HiTZ/latxa-70b-v1.2
Latxa-70b-v1.2 is a 69 billion parameter large language model developed by HiTZ Research Center & IXA Research group, based on Meta's Llama 2 architecture. It is specifically pretrained on a 4.2 billion token Basque corpus, making it highly proficient in the Basque language. This model excels in Basque language understanding and generation, outperforming other open models in various Basque-specific benchmarks.
Loading preview...
Latxa-70b-v1.2: A Specialized LLM for Basque
Latxa-70b-v1.2 is a 69 billion parameter large language model developed by the HiTZ Research Center & IXA Research group, building upon Meta's Llama 2 architecture. This model was specifically designed to address the performance gap for low-resource languages like Basque in the LLM landscape. It underwent continued pretraining on the high-quality Latxa Corpus v1.1, comprising 4.3 million documents and 4.2 billion tokens of Basque data, with an additional 500K English documents from the Pile to prevent catastrophic forgetting.
Key Capabilities
- Exceptional Basque Language Proficiency: Latxa-70b-v1.2 significantly outperforms previous open models in Basque language tasks, demonstrating strong understanding and generation capabilities.
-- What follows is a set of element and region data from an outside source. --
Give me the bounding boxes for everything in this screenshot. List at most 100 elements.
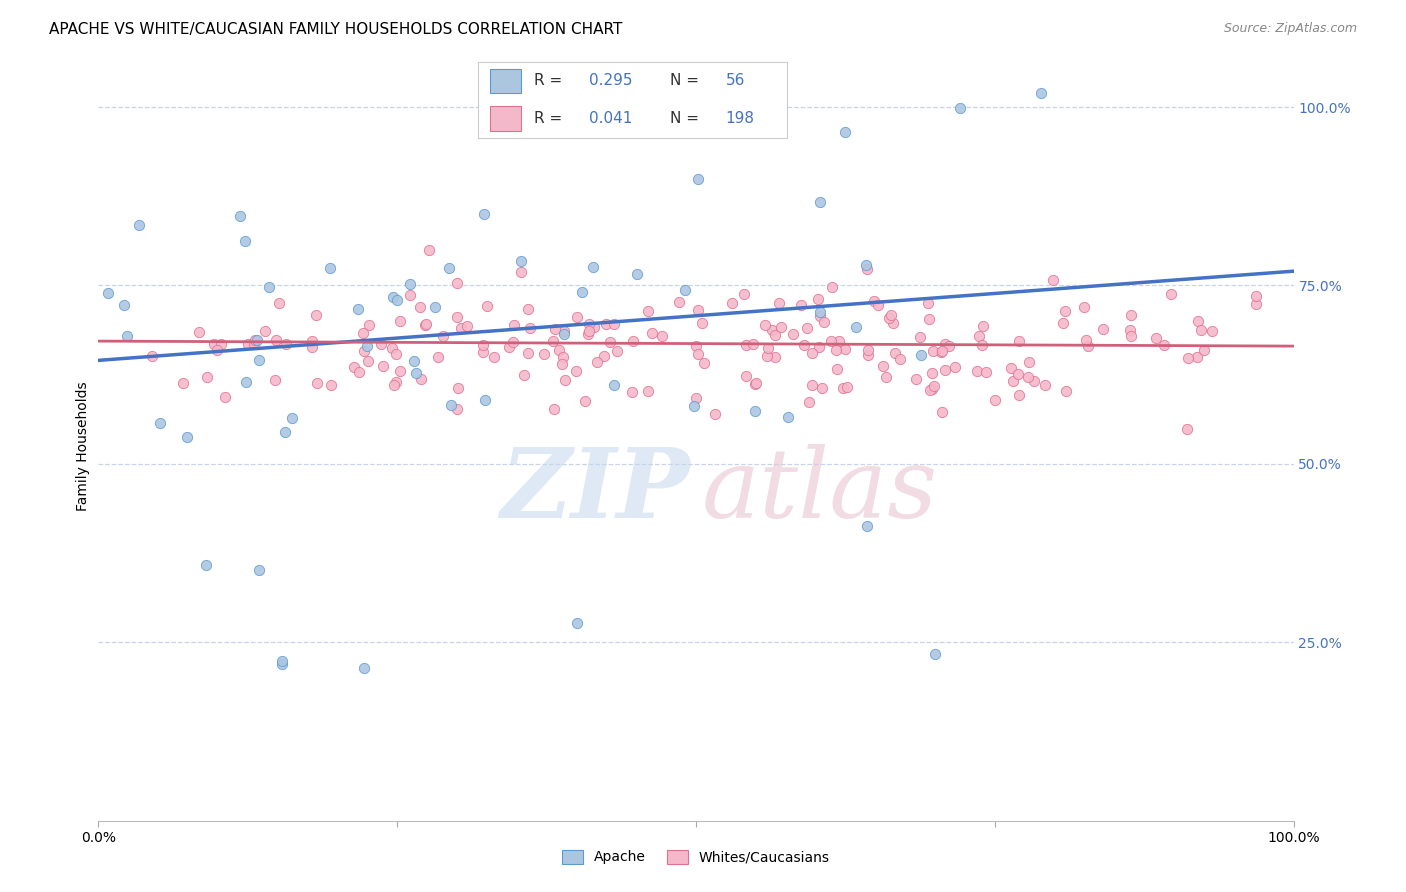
Text: Source: ZipAtlas.com: Source: ZipAtlas.com xyxy=(1223,22,1357,36)
Point xyxy=(352,326,374,341)
Point xyxy=(651,329,673,343)
Point xyxy=(921,382,943,396)
Point xyxy=(399,288,422,302)
Point xyxy=(176,430,198,444)
Point xyxy=(498,340,520,354)
Point xyxy=(97,285,120,300)
Point xyxy=(721,295,744,310)
Point xyxy=(257,279,280,293)
Point xyxy=(385,293,408,308)
Point xyxy=(187,326,209,340)
Point xyxy=(704,407,727,421)
Point xyxy=(972,319,994,334)
Point xyxy=(456,319,478,334)
Point xyxy=(247,352,270,367)
Point xyxy=(128,218,150,232)
Point xyxy=(305,308,328,322)
Text: N =: N = xyxy=(669,73,703,88)
Point xyxy=(690,316,713,330)
Y-axis label: Family Households: Family Households xyxy=(76,381,90,511)
Point xyxy=(319,377,342,392)
Point xyxy=(845,320,868,334)
Text: atlas: atlas xyxy=(702,444,938,538)
Point xyxy=(357,318,380,332)
Point xyxy=(202,337,225,351)
Point xyxy=(686,172,709,186)
Point xyxy=(582,260,605,275)
Point xyxy=(516,345,538,359)
Point xyxy=(768,295,790,310)
Point xyxy=(1054,304,1077,318)
Point xyxy=(744,376,766,391)
Point xyxy=(683,399,706,413)
Point xyxy=(1074,333,1097,347)
Point xyxy=(921,366,943,380)
Point xyxy=(1000,361,1022,376)
Point xyxy=(808,305,831,319)
Point xyxy=(432,329,454,343)
Legend: Apache, Whites/Caucasians: Apache, Whites/Caucasians xyxy=(557,844,835,870)
Point xyxy=(477,299,499,313)
Point xyxy=(688,347,710,361)
Point xyxy=(984,392,1007,407)
Point xyxy=(381,342,404,356)
Point xyxy=(474,393,496,408)
Point xyxy=(638,88,661,103)
Point xyxy=(620,384,643,399)
Point xyxy=(446,402,468,417)
Point xyxy=(922,344,945,359)
Point xyxy=(1029,86,1052,100)
Text: ZIP: ZIP xyxy=(501,444,690,538)
Point xyxy=(510,254,533,268)
Point xyxy=(253,324,276,338)
Point xyxy=(274,337,297,351)
Point xyxy=(797,395,820,409)
Point xyxy=(550,357,572,371)
Point xyxy=(856,519,879,533)
Point xyxy=(877,311,900,326)
Point xyxy=(205,343,228,358)
Bar xyxy=(491,69,522,93)
Point xyxy=(599,334,621,349)
Point xyxy=(357,353,380,368)
Point xyxy=(1144,331,1167,345)
Point xyxy=(582,319,605,334)
Point xyxy=(209,337,232,351)
Point xyxy=(769,320,792,334)
Point xyxy=(1153,338,1175,352)
Point xyxy=(1187,350,1209,364)
Point xyxy=(519,320,541,334)
Point xyxy=(479,112,502,127)
Point xyxy=(931,405,953,419)
Point xyxy=(346,302,368,317)
Point xyxy=(808,309,831,323)
Point xyxy=(595,317,617,331)
Point xyxy=(756,341,779,355)
Point xyxy=(793,338,815,352)
Point xyxy=(938,339,960,353)
Point xyxy=(415,317,437,331)
Point xyxy=(929,344,952,359)
Point xyxy=(450,320,472,334)
Point xyxy=(637,303,659,318)
Point xyxy=(307,376,329,390)
Point xyxy=(353,343,375,358)
Point xyxy=(1018,355,1040,369)
Point xyxy=(578,325,600,339)
Point xyxy=(389,364,412,378)
Text: R =: R = xyxy=(534,73,567,88)
Point xyxy=(789,298,811,312)
Point xyxy=(606,343,628,358)
Point xyxy=(472,345,495,359)
Point xyxy=(1007,368,1029,382)
Point xyxy=(270,657,292,672)
Point xyxy=(1042,273,1064,287)
Point xyxy=(976,365,998,379)
Point xyxy=(409,372,432,386)
Point xyxy=(235,375,257,389)
Point xyxy=(245,333,267,347)
Point xyxy=(813,315,835,329)
Point xyxy=(754,318,776,332)
Point xyxy=(834,342,856,356)
Point xyxy=(931,344,953,359)
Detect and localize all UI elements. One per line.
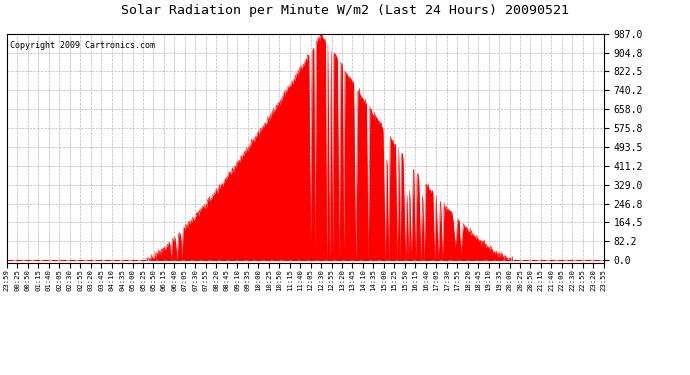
Text: Solar Radiation per Minute W/m2 (Last 24 Hours) 20090521: Solar Radiation per Minute W/m2 (Last 24… — [121, 4, 569, 17]
Text: Copyright 2009 Cartronics.com: Copyright 2009 Cartronics.com — [10, 40, 155, 50]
- Competitive with GPT-4 Turbo: Achieves competitive results with GPT-4 Turbo in Basque language proficiency and understanding, though it lags in reading comprehension and knowledge-intensive tasks.
- Pre-trained LLM: Functions as a pre-trained language model, suitable for direct prompting or further fine-tuning for specific Basque-centric applications.
Good for
- Basque Language Applications: Ideal for any use case requiring high performance in the Basque language, including text generation, analysis, and understanding.
- Research and Development in Low-Resource Languages: Promotes research and technological development for the Basque language and offers insights for other low-resource languages.
It is important to note that Latxa models are not instruction-tuned or designed as chat assistants, and their performance is not guaranteed for languages other than Basque.